Se si considera il differenziale di velocità tra i tempi dell’innovazione tecnologica e quelli della sua assimilazione a livello sociale e culturale, si comprende la funzione che possono svolgere strutture museali non incentrate esclusivamente sulla conservazione e divulgazione delle tecnologie e del patrimonio industriale del passato ma capaci di funzionare come centri di ricerca, di discussione e riflessione attorno allo snodo tecnica-società, innovazione-territorio, confrontandosi con i complessi problemi che derivano alle nostre società post-moderne dalla compresenza di differenti dinamiche storico-temporali. Ci pare che questa sia una via da percorrere per dare sostanza al tempo presente in un mondo soggetto alla tentazione di liberarsi della storia, appiattendosi sull’immediato. Gli stessi musei dell’industria possono soggiacere a questa spinta inseguendo il futuro, ed essendone sempre superati, come nel caso degli science-center di ispirazione americana. È vero che per catturare il pubblico, esperite le risorse dell’interattività e della virtualizzazione, perfettamente allineate con l’attuale modo di produrre centrato sulla progettazione e simulazione, non resta che puntare sulla spettacolarizzazione, facendo leva sulle emozioni e il gusto estetico di visitatori-consumatori disponibili a farsi coinvolgere in un’esperienza inusuale. I livelli di lettura e di fruizione possono però essere molto diversi, dal gioco alla conoscenza, dall’emozione alla riflessione, dal creare artificialmente un “non luogo” al calare in precisi contesti territoriali tanto la storia che l’innovazione proiettata sul futuro.
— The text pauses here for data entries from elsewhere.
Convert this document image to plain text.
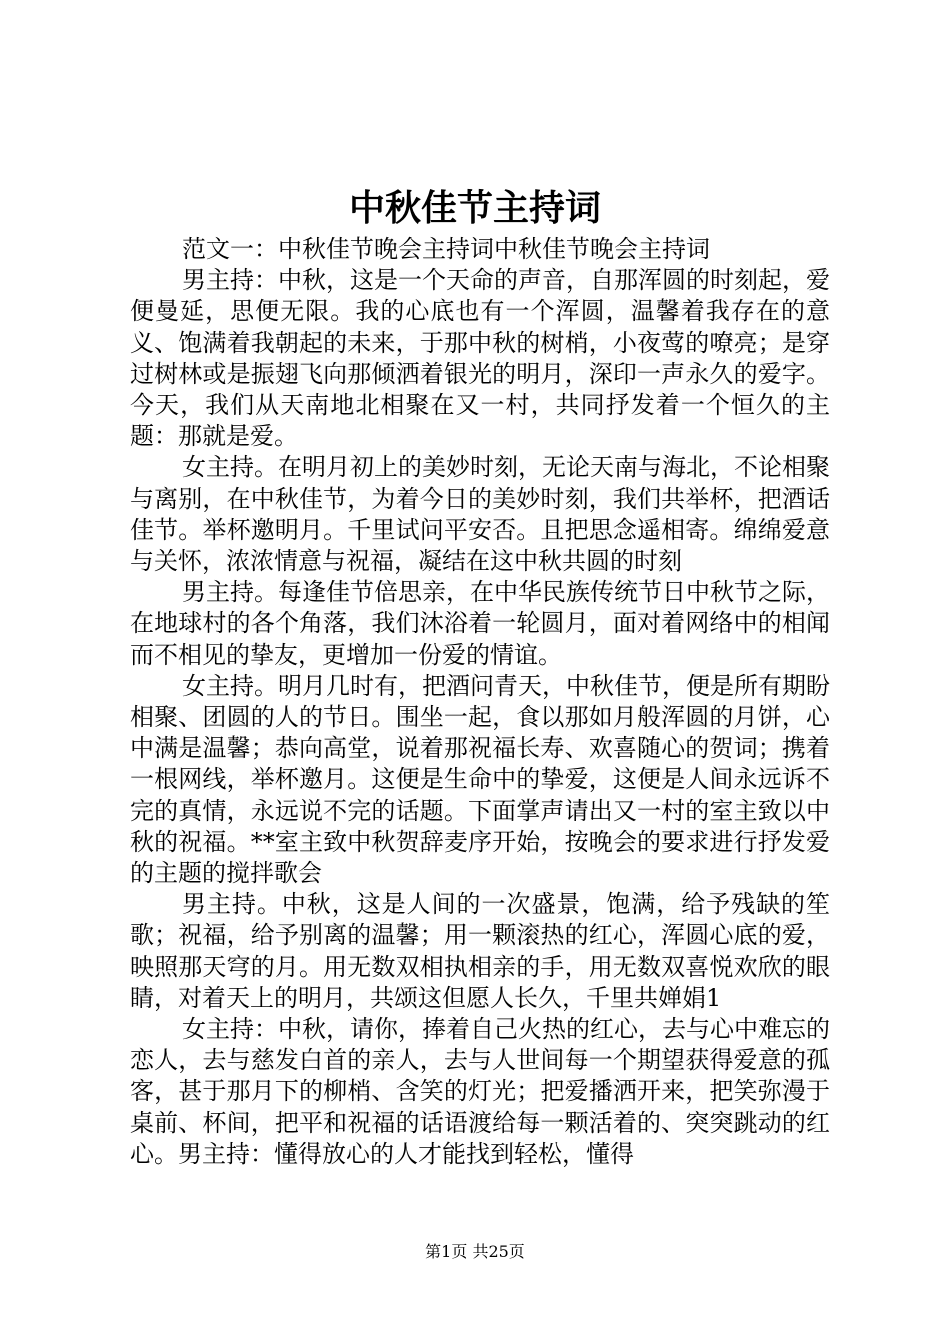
中秋佳节主持词

范文一：中秋佳节晚会主持词中秋佳节晚会主持词

男主持：中秋，这是一个天命的声音，自那浑圆的时刻起，爱便曼延，思便无限。我的心底也有一个浑圆，温馨着我存在的意义、饱满着我朝起的未来，于那中秋的树梢，小夜莺的嘹亮；是穿过树林或是振翅飞向那倾洒着银光的明月，深印一声永久的爱字。今天，我们从天南地北相聚在又一村，共同抒发着一个恒久的主题：那就是爱。

女主持。在明月初上的美妙时刻，无论天南与海北，不论相聚与离别，在中秋佳节，为着今日的美妙时刻，我们共举杯，把酒话佳节。举杯邀明月。千里试问平安否。且把思念遥相寄。绵绵爱意与关怀，浓浓情意与祝福，凝结在这中秋共圆的时刻

男主持。每逢佳节倍思亲，在中华民族传统节日中秋节之际，在地球村的各个角落，我们沐浴着一轮圆月，面对着网络中的相闻而不相见的挚友，更增加一份爱的情谊。

女主持。明月几时有，把酒问青天，中秋佳节，便是所有期盼相聚、团圆的人的节日。围坐一起，食以那如月般浑圆的月饼，心中满是温馨；恭向高堂，说着那祝福长寿、欢喜随心的贺词；携着一根网线，举杯邀月。这便是生命中的挚爱，这便是人间永远诉不完的真情，永远说不完的话题。下面掌声请出又一村的室主致以中秋的祝福。**室主致中秋贺辞麦序开始，按晚会的要求进行抒发爱的主题的搅拌歌会

男主持。中秋，这是人间的一次盛景，饱满，给予残缺的笙歌；祝福，给予别离的温馨；用一颗滚热的红心，浑圆心底的爱，映照那天穹的月。用无数双相执相亲的手，用无数双喜悦欢欣的眼睛，对着天上的明月，共颂这但愿人长久，千里共婵娟1

女主持：中秋，请你，捧着自己火热的红心，去与心中难忘的恋人，去与慈发白首的亲人，去与人世间每一个期望获得爱意的孤客，甚于那月下的柳梢、含笑的灯光；把爱播洒开来，把笑弥漫于桌前、杯间，把平和祝福的话语渡给每一颗活着的、突突跳动的红心。男主持：懂得放心的人才能找到轻松，懂得

第1页 共25页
In fondo si tratta sempre di fare un viaggio dentro la tradizione forte della modernità, di allestire una macchina culturale in grado di aiutare la comprensione del mondo. In ogni caso una bella sfida all’uso della storia che ha preso piede nella stampa e nei media, con una concentrazione agitatoria e ripetitiva attorno a pochissimi temi, contribuendo allo svuotamento e rarefazione dell’esperienza storica. In controtendenza rispetto alla velocità crescente delle cancellazioni imposte dall’innovazione tecnologica, i musei del lavoro industriale si prefiggono di salvare gli oggetti, i documenti, i “monumenti” cruciali della modernità contemporanea, proponendo una storia in pubblico per la gente comune, una storia della tecnica calata nel territorio.
Su questo sfondo che richiama interessanti realizzazioni europee, il panorama italiano dei musei dell’industria e soprattutto dei sistemi museali non è certo soddisfacente, ma presenta segnali di cambiamento. Per i musei dell’industria la soglia dimensionale ha un peso strategico; d’altra parte, considerata la situazione di scarsa sensibilità per l’archeologia industriale e il patrimonio storico-industriale, risulta difficile il decollo di musei dell’industrializzazione di rilievo nazionale. È un problema di disponibilità di risorse ma anche di concezione del museo in rapporto alla variegata storia dell’industria nello specifico contesto italiano. In quest’ottica risulta sicuramente vincente la scelta dei sistemi museali radicati nel territorio. Il che, unito ai vantaggi economico-gestionali, dovrebbe costituire un deciso impulso per passare dagli studi di fattibilità alla loro attuazione.